I save the current relay status about every 10 seconds, 4 bits total. 256 bytes of eeprom. When the unit was first fired up, I cleared all of the eeprom to $ff. The first time I wrote to a byte, I clear bit 7 in byte 0, and saved the status to the lower 4 bits. The next time, I looked for the first byte in the eeprom with bit 7 set, then cleared that byte's bit 7 and saved the status to the lower 4 bits, and so on and so on and so on...
When I get to byte 255, I check the power on the mains (make sure I'm not running off battery backup), then clear all of the bytes back to $ff and start the process over again.
If main power fails, then comes back on, I look for the last byte in the eeprom with bit 7 cleared and read the state from it...then resave it of course...
This way, I use each of the bytes equally (by looking for the first byte with bit 7 set) and saving the state there.

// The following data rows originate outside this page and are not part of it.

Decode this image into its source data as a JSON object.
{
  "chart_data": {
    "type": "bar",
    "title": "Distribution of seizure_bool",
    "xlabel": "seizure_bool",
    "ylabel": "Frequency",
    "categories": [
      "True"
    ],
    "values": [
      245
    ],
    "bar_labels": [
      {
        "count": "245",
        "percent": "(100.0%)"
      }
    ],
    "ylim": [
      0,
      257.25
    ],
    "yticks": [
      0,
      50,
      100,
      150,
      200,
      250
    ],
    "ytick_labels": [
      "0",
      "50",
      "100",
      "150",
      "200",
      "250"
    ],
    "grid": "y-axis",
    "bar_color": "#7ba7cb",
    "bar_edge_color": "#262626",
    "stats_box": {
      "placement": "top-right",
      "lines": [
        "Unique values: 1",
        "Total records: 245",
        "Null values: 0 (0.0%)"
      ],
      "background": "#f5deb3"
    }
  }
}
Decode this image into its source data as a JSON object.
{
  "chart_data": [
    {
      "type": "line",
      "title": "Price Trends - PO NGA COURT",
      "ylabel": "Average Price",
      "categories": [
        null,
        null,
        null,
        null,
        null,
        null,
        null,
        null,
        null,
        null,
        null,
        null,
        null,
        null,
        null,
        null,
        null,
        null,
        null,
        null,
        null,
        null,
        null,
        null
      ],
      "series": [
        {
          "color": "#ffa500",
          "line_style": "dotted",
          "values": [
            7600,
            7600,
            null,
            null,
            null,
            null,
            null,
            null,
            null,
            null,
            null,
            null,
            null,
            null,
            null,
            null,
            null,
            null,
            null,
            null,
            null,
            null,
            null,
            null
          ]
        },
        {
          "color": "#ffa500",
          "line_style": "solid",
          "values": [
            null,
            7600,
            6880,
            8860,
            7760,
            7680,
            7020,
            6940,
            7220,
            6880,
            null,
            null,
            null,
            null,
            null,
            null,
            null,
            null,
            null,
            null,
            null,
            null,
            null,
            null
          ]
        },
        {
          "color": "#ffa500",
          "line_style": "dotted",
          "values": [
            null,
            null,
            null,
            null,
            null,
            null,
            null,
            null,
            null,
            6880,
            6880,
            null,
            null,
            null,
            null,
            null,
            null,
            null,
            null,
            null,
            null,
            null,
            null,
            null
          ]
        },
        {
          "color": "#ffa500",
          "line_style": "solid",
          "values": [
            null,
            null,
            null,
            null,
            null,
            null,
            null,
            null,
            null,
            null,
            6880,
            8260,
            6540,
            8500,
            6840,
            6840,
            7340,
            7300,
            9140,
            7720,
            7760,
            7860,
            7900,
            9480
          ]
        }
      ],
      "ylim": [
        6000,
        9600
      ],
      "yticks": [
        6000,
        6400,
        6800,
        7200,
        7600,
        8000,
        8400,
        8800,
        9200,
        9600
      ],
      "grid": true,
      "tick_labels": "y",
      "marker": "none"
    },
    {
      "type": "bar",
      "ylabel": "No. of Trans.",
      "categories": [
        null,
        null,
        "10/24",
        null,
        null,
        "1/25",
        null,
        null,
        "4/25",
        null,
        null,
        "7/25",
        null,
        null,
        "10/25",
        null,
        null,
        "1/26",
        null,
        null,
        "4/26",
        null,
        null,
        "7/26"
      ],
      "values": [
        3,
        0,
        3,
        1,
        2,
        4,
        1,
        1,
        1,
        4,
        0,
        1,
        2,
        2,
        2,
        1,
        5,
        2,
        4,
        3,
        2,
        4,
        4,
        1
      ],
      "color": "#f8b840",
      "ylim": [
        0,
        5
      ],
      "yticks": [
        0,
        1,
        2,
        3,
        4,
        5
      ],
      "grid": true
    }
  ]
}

According to the table above, I should get about 40 years or so out of this controller. The building will fall down before that!
Then again, there's a thousand different ways to do 'wear levelling' with eeprom/flash and as stated earlier...a guy generally doesn't have to worry about it. I've got an article somewhere that talks all about wearing out eeprom/flash and according to this article, the key is to keep the voltage as low as possible and write as slow as possible (up to the point of doing multiple rewrites at marginal voltage) for maximum eeprom life...and temperature has a lot to do with lifespan. The article also went on to say that even after an eeprom cell has failed during normal writing procedures, rewriting the same cell a few times (within reason of course) will usually work just fine.

I wonder how many of us have actually worn out the flash in a PIC yet...if any...? I thought I did once, turned out the regulator on the MCLR pin went south for the winter (and the rest of the year for that matter)...

[paul borgmeier]

view the ADDED.jpg

Your “ADDED” schematic shows a 16F84A, which has no analog features – if you are using this PIC, you will need to use an external comparator (or something else) to detect the dropping voltage. On the plus side, the 84A has a 10,000,000 EEPROM Write endurance, which is 10X that of the 16F628. This means you can 10X the numbers Keith has in post 7. Also keep in mind these numbers are theoretical and not guaranteed (but in many cases, way conservative).

If you are using the F628, the only change I have on my schematic is another diode between the anode and the analog pin. This ensures the the analog input voltage is the same as VDD and not higher (which would be out of spec).

The best thing to do would be to skip the power detect and do as Jerson suggested (and not record every second but only when a change was detected). If the estimated number of changes is not too many (see Keith's post 7 for numbers), then you are set. If it is too many, you have another option. You can, in software, set up a “wear leveling” approach (as SKIMASK just noted while I was writing this) and use all locations of the EEPROM. This would give you a theoretical endurance of 127 million writes for the 628 and 630 million for the 84A. Some PICs require refreshing of all the EEPROM after a certain number of writes to any location in EEPROM (e.g., 1 Million writes) – check your datasheet. You can extend this approach by using and external EEPROM and have Trillions+ of writes.

Good Luck